Madness, Sara Stridsberg et Valérie Solanas

Madness, Sara Stridsberg et Valérie Solanas

octobre 30, 2022 0 Par MistressMom

umschlag scum

Dans son premier roman traduit en allemand “Traumfabrik”, la Suédoise Stridsberg s’attaque à un matériau fort : l’extrême féministe américaine Valerie Solanas. Mais vous pouvez non seulement lire sur Valérie Solanas, mais aussi sur elle : par exemple dans « SCUM Manifesto – Manifesto of the Society for the Destruction of Men ». Entre autres, il stipule ce qui suit :

« Aujourd’hui, il est techniquement possible de se reproduire sans l’aide de mâles et de ne produire que des femelles. Nous devons commencer immédiatement.”

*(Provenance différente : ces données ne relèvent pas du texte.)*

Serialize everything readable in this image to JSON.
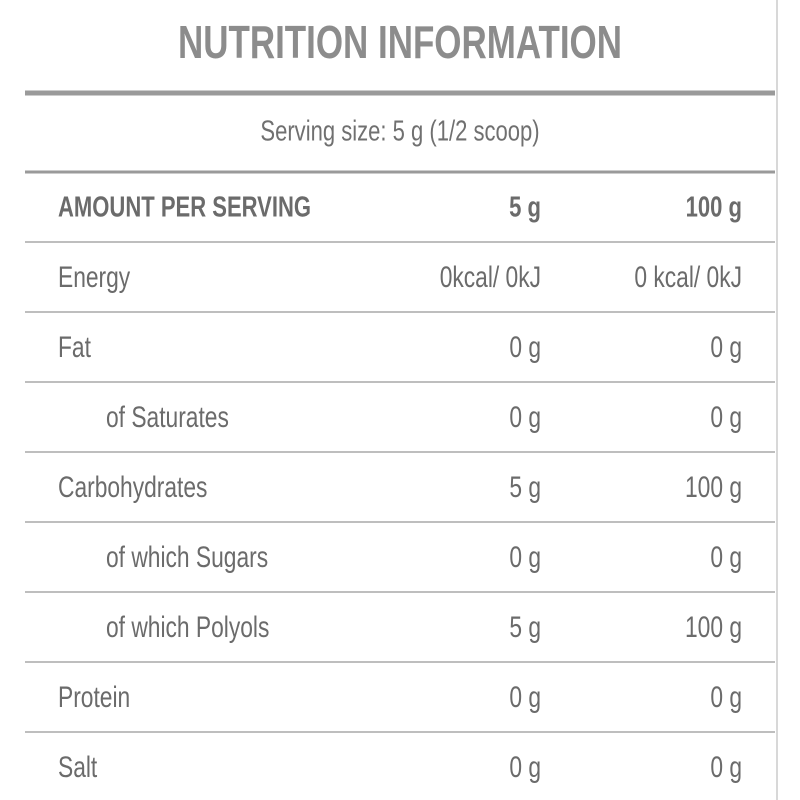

“L’homme a besoin de boucs émissaires sur qui projeter ses défauts et ses manquements et exprimer sa frustration de ne pas être une femme.”

Le manifeste de Solana, publié pour la première fois en 1968, est disponible dans une nouvelle édition chez Philo Fine Arts pour 10 euros depuis début septembre à l’occasion de la « Traumfabrik » de Stridberg.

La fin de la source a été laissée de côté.